I never quite understood why victims blame themselves in situations like this, but now I do…. Not the why, but It just seems to be so automatic for me to think that I must’ve done something wrong. Im ashamed to even admit this,but sometimes I think if you actually raped me I wouldn’t feel as guilty and embarrassed for reacting like this…I feel like I’d have a valid reason to be this upset and more people would understand why I’m so traumatized.

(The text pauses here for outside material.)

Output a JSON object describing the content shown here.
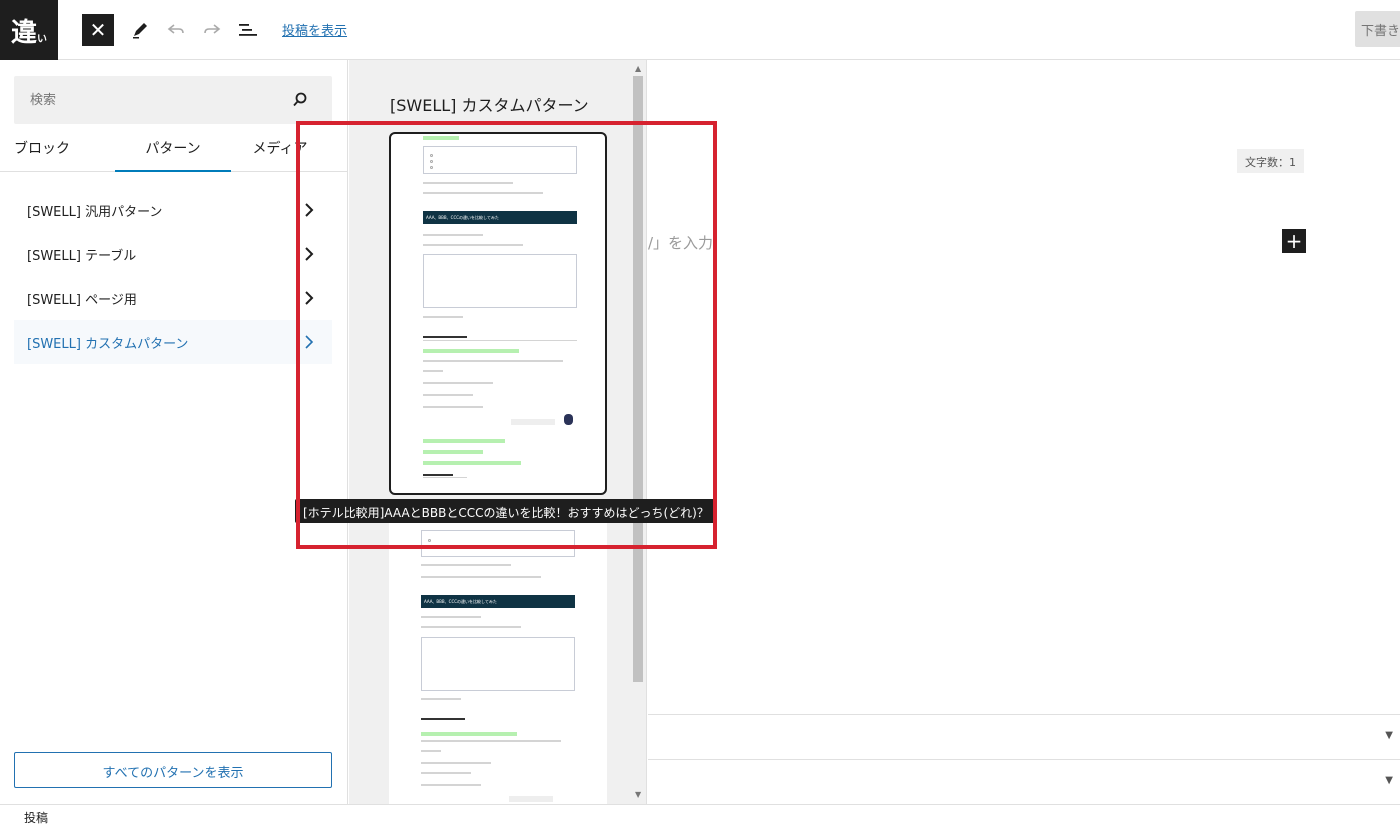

Everyday I try to give you the benefit of the doubt and find ways to blame myself for what you did to me, even if I know they’re not true… it’s just easier to make sense of. I try to convince myself that I did something wrong or didn’t do enough to stop you or maybe that this is just a normal occurrence and I just need to get used to it. It’s torture.

Some days I wish I could report you just so I can ruin your hopes and dreams of becoming that pediatric doctor you’ve always wanted to be, but you’re lucky that in this world we live in, you’d probably get away with just a slap on the wrist, if anything, and I’d look like a fool, so it’s not even worth it. Other days I feel like I’m an evil person for wanting that for you and would feel bad being that “crazy bitch” trying to tarnish your record for something so stupid. At the time I didn’t know this, but it turns out we have mutual friends so I don’t want to be the one to do it anyway. But You took away my own hopes and dreams that I was finally starting to believe in, and now I just feel like a weak and worthless piece of shit that’s just an annoyance and burden to everyone around me. I don’t even want to leave my house. Even simply driving in my car, I feel nauseous and have this feeling in my gut like somethings not right -the same feeling I had when I was driving home that day and making sure you weren’t following me. I hate the fact that only you and I know what exactly happened that day and I feel like I cant Even trust myself anymore with my own memories, what if maybe I’m the one remembering wrong.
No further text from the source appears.